Striking the Right Tone


—Bite-sized advice for better business writing—

December 11, 2019

Striking the Right Tone

“Effective communication helps to keep the team working on the right projects with the right attitude.” 

—Alex Langer

Workplace writing should focus on what can be done, not what can’t. Even in a bad situation, a voice that focuses on the positive rather than on the negative helps keep business moving forward. 

How can I sound informed?

You can sound informed by stating your position objectively, considering both pros and cons, and using concessions and qualifiers.

Don't Say

What do you think? I’m pretty sure the scrubber system will be worth it for you. 

Do Say

While the scrubber system is more costly than alternatives, its benefits warrant the cost. When the scrubber is fully operational, the power plant will exceed the EPA’s current clean-air standards.

How can I sound positive?

Focus on solutions rather than problems, on successes rather than failures. Say what can be done instead of what cannot.

Don't Say

If you don’t trash those cheap oxygen suits, you’ll never pass the OSHA inspection!

Do Say

To protect our undercoaters, we should purchase OSHA-approved oxygen suits.

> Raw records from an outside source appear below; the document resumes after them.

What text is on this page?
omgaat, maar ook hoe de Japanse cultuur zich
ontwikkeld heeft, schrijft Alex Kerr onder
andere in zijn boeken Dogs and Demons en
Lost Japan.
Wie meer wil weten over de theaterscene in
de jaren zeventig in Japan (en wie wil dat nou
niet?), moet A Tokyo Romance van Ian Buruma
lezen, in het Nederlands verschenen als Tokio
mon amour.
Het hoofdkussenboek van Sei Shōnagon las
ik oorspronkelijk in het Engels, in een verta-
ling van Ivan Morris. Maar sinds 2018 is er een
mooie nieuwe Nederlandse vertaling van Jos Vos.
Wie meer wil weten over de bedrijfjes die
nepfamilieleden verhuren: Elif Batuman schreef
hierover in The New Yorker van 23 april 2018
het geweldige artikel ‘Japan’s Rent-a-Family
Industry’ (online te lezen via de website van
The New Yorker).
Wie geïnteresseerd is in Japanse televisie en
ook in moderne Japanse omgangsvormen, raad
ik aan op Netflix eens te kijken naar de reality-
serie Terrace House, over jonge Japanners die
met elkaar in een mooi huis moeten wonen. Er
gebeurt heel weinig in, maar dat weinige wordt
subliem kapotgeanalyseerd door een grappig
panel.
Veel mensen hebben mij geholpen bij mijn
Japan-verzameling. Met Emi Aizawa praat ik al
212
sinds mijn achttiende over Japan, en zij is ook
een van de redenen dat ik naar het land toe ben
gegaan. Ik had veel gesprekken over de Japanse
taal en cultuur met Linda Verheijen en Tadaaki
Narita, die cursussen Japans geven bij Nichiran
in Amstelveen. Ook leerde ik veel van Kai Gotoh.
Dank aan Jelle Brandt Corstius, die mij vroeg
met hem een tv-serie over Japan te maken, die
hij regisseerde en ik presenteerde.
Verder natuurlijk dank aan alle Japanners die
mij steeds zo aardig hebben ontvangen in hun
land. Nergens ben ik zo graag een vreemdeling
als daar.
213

How can I offer constructive criticism?

Balance discussion of weaknesses with praise of strengths. Also, direct criticism to the topic, not personalities.

Don't Say

Your bid was rejected because it lacked overall value. Better luck next time.

Do Say

Though your bid was competitive on cost, another bid provided better overall value.

Can I use humor?

When writing to close colleagues about everyday issues, you can use humor that does not denigrate anyone. However, remember that even private communications can become public. When writing to supervisors, clients, or employees, avoid humor, which is often misinterpreted.

Don't Say

When guests turn into squatters, we can’t give you their room. You wouldn’t want to share a bed, would you?

Do Say

We apologize that we cannot provide your reserved room, but we can offer you a free upgrade in compensation.


Play the Editor!

Copy the writing samples with poor tone into a document and revise them to achieve a positive but appropriate tone. (Scroll down to see our advice and recommendations.)

  1. Are you fed up with getting duped by non-profits that spend more on administrative salaries than the services they claim to provide? Avoid getting scammed and give to Literacy Returns to support programs for adult literacy. 
  2. While clients seem to appreciate your thorough knowledge of our operations here, you have to improve your manners: (1) Don’t roll your eyes and slam things around when the computer is slow; (2) Listen to clients’ concerns CALMLY—do not rush them; and (3) STOP snapping your dang gum!
  3. Next week Tuesday is our Student/Parent Visitation Day—one of our most important public-relations events of the year. DON’T FORGET to make the most of it by LOOKING SHARP, giving professional presentations, welcoming everyone, answering questions, and ENCOURAGING ENROLLMENT!!!

Get More Support

Explore your Write for Business Guide and past eTips to find more support for writing with concision, clarity, and authority.


Editor's Recommendation

1. Rather than focus on the negatives of philanthropy in general, focus on the positives of the organization and its programs:

Since 2014, your contributions have helped more than 500,000 adults develop the literacy they need to get jobs and stay healthy. With your continued support, Literacy Returns can open more adult literacy programs in underserved areas, both rural and urban. Read about our A+ CharityWatch rating to learn how your donations go directly to supporting our programs.

2. When you need to offer criticism, make it constructive by balancing the discussion of weaknesses with praise of strengths. Also, direct criticism to the topic, not personalities. Check to see if your revision achieves these goals while also avoiding ALL CAPS and other choices that "shout" at readers.

Your knowledge of operations here remains unmatched. No one is as suited to find the right answer to customer inquires as you. Remember that our customers also deserve patience and respect in our responses. Since they don't have the same insider knowledge as us, we should listen calmly and give them time to communicate their questions and concerns. In addition, please review the company policy about chewing gum while talking to customers.

3. Though this email provides helpful advice, the use of ALL CAPS and exclamation points creates a shouting tone. Removing these issues and using the word “Please” would improve the voice of this message.

Next week Tuesday is our Student/Parent Visitation Day—one of our most important public-relations events of the year. Please remember to dress well (business casual attire works), prepare a brief presentation, welcome everyone, answer questions, and encourage enrollment!